The Iranians have had their fun, propping up proxies like Hamas, which has now been utterly smashed, and Hezbollah, which is getting hammered daily, while the regime scrambles with yet another new Ayatollah and goodness knows how many replacement government ministers, as Israel cuts through their ranks like a hot knife through butter. It's our turn now to flex our muscles, and there'll be no more turns after this, because they'll be finished once and for all.


Highlighting the regime's utter hypocrisy, Muslim countries all around Iran are striking back hard now, after the regime apologised for earlier attacks on their soil, only to immediately resume bombing them without a shred of remorse.


Iranian President Masoud Pezeshkian threatened on Sunday to step up attacks on American targets across the Middle East. He appeared to backtrack from conciliatory comments toward his Gulf neighbours on Saturday. Those comments, in which he apologised for attacks on their soil, were quickly contradicted by Iranian hard-liners.


In Lebanon, Israeli strikes pushed the death toll to above 300 after Israel ordered tens of thousands to evacuate ahead of an offensive aimed at stamping out the Iran-backed militant group Hezbollah.

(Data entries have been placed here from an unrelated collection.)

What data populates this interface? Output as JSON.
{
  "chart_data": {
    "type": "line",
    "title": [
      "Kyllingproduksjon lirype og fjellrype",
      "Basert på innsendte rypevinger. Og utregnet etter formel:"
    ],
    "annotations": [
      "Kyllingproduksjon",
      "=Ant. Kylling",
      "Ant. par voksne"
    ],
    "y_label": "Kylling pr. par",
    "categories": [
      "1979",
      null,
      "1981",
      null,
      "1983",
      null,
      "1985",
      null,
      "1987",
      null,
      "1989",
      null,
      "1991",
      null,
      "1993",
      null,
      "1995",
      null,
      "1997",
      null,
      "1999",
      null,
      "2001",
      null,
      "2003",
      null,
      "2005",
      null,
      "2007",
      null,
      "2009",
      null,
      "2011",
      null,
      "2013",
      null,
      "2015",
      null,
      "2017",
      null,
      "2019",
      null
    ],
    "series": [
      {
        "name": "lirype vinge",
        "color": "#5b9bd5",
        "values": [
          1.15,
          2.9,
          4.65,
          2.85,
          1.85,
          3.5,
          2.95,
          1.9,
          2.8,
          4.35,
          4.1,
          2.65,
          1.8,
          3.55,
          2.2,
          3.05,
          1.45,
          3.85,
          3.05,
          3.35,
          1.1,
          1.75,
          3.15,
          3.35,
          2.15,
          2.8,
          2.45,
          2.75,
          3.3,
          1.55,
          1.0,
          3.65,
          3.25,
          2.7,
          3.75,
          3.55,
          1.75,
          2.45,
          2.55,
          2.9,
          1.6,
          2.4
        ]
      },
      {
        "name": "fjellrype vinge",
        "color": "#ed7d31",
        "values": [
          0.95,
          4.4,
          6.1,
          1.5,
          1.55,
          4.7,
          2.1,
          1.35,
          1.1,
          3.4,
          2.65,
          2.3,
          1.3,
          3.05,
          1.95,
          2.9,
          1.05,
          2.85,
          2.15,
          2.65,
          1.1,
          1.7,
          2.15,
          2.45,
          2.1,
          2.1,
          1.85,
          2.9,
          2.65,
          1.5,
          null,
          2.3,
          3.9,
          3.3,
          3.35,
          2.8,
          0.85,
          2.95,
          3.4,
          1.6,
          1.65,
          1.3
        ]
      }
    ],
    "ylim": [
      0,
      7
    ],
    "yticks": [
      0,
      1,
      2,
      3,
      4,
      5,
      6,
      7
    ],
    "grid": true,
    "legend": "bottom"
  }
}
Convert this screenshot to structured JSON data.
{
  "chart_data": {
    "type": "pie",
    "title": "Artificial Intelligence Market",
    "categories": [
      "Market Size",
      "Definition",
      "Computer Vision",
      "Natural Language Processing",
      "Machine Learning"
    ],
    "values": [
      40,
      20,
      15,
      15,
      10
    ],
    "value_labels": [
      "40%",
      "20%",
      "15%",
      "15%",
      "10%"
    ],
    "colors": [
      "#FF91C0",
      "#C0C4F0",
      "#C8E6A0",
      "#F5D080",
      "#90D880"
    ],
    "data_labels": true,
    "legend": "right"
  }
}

The war, which Israel and the United States launched with airstrikes on Feb. 28, has so far killed at least 1,230 people in Iran, more than 300 in Lebanon and about a dozen in Israel, according to officials. Six U.S. troops have also been killed.


The conflict has rattled global markets, disrupted air travel and left Iran's leadership weakened by hundreds of Israeli and American airstrikes.


Mohammad Bagher Qalibaf, the speaker of Iran's parliament, said on Sunday that the war's effect on the oil industry would continue to spiral, warning it could soon become harder to both produce and sell oil.


Some regional producers, including in Iraq, have already curbed output amid dangers in the Strait of Hormuz.


When we are attacked, we have no choice but to respond. The more pressure they impose on us, the stronger our response will naturally be, Pezeshkian said in video comments Sunday. Our Iran, our country, will not bow easily in the face of bullying, oppression or aggression, and it never has.


The remarks, starkly different in tone, came a day after Pezeshkian said Iran regretted regional concerns caused by Iranian strikes and urged neighbouring states not to take part in U.S. and Israeli attacks against Iran.


While multiple Gulf states reported intercepting more incoming missiles and drones from Iran, Pezeshkian said the country wasn't looking to battle them and accused the U.S. of trying to pit countries against one another.


Iranian hard-liners quickly contradicted those remarks. Judiciary chief Gholam Hossein Mohseni-Ejei wrote on X, the geography of some countries in the region, both overtly and covertly, is in the hands of the enemy, and those points are used against our country in acts of aggression. Intense attacks on these targets will continue.


Mohseni-Ejei and Pezeshkian are part of a three-member leadership council that has overseen Iran since an earlier strike killed Supreme Leader Ayatollah Ali Khamenei.


Pezeshkian's remarks Sunday reinforced pledges that Iran would not surrender despite U.S. and Israeli threats, with U.S. President Donald Trump and Israeli Prime Minister Benjamin Netanyahu saying their aim remains the replacement of Iran's leaders.


We're not looking to settle, Trump told reporters Saturday aboard Air Force One. They'd like to settle. We're not looking to settle.